Coal Preparation » Process Control
It has been recognised for many years that the performance of 'sputnik' type hydraulic raw coal distributors is extremely poor. A number of modifications have been made to the basic design at different sites. Operators also try to improve performance by making adjustments to inlet water flow rates, and at some sites to outlet breather pipe valves, while monitoring desliming screens for evidence of poor distribution (bias). Recognising that these operational practices were widespread, but unproven, ACARP Project C4055 entitled 'Control of Hydraulic Distributors to Minimise Feed Bias' commenced in July 1995. The stated objectives in the original proposal to ACARP were:
- to determine if desliming screen bed depth can be used to infer the flow rate of coal over the screen, and hence distribution bias,
- to investigate if breather pipe manual valves or tangential inlet water flow rates can be used as manipulated variables to control distribution,
- to devise a suitable control strategy, assuming the first two objectives were achieved.

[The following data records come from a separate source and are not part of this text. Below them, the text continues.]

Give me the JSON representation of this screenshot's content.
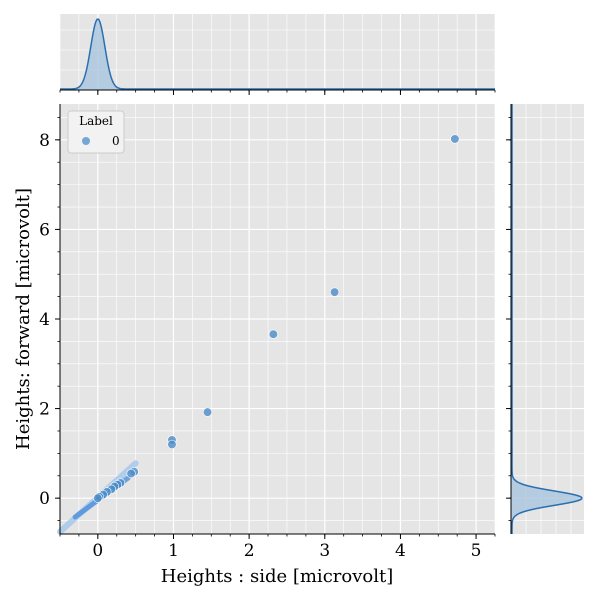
{
  "chart_data": {
    "type": "scatter",
    "xlabel": "Heights : side [microvolt]",
    "ylabel": "Heights: forward [microvolt]",
    "xlim": [
      -0.5,
      5.25
    ],
    "ylim": [
      -0.8,
      8.8
    ],
    "xticks": [
      "0",
      "1",
      "2",
      "3",
      "4",
      "5"
    ],
    "yticks": [
      "0",
      "2",
      "4",
      "6",
      "8"
    ],
    "grid": true,
    "legend": {
      "title": "Label",
      "placement": "top-left",
      "entries": [
        "0"
      ]
    },
    "series": [
      {
        "name": "0",
        "color": "#4c8cc8",
        "points": [
          [
            4.72,
            8.02
          ],
          [
            3.13,
            4.6
          ],
          [
            2.32,
            3.66
          ],
          [
            1.45,
            1.92
          ],
          [
            0.98,
            1.3
          ],
          [
            0.98,
            1.2
          ],
          [
            0.48,
            0.59
          ],
          [
            0.44,
            0.55
          ],
          [
            0.3,
            0.34
          ],
          [
            0.26,
            0.3
          ],
          [
            0.22,
            0.26
          ],
          [
            0.18,
            0.2
          ],
          [
            0.12,
            0.14
          ],
          [
            0.07,
            0.08
          ],
          [
            0.02,
            0.03
          ],
          [
            0.0,
            0.0
          ]
        ],
        "dense_band": {
          "from": [
            -0.5,
            -0.75
          ],
          "to": [
            0.5,
            0.78
          ]
        }
      }
    ],
    "marginal_x": {
      "type": "kde",
      "peak_at": 0.0,
      "spread": 0.06
    },
    "marginal_y": {
      "type": "kde",
      "peak_at": 0.0,
      "spread": 0.1
    }
  }
}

Project test work was carried out at Oaky Creek coal preparation plant and in the JKMRC pilot plant.
During the site test work at Oaky Creek, large scale sampling techniques were devised to measure accurately both the water and solids flow rates out of the distributor. It was established that a significant bias occurred in the water flow rate to the different modules of the plant, a result which had not been anticipated. A Milltronics Multiranger Plus ultrasonic level measuring instrument was evaluated as means of measuring desliming screen bed depth, and depth versus oversize mass flow rate calibrations were established for each of the six desliming screens. The results showed that it is possible to monitor distribution bias on-line using readily available and inexpensive instrumentation, thereby achieving the first project objective.
A 1/5 scale model of the Oaky Creek distributor was constructed in clear perspex at the JKMRC, and evaluated in terms of residence time distribution, mixing and solid and water distribution by comparison with Oaky Creek data.
The model satisfactorily represented the performance of the full scale unit.
Test work using the model clearly showed that altering inlet water flow rates had no effect on distributor bias. The model test work also showed that while breather pipes were essential for best performance, their use as a manipulated variable for control purposes was unlikely to be successful. Thus the second objective of the project was not achieved, and hence the third objective was not pursued further.
The project work, involving the use of a model which allowed visualisation of the internal flow, showed that the design of the sputnik raw coal distributor is fundamentally flawed. Modifications may alleviate the poor performance to a certain extent, however consideration should be given to developing and proving an alternative design.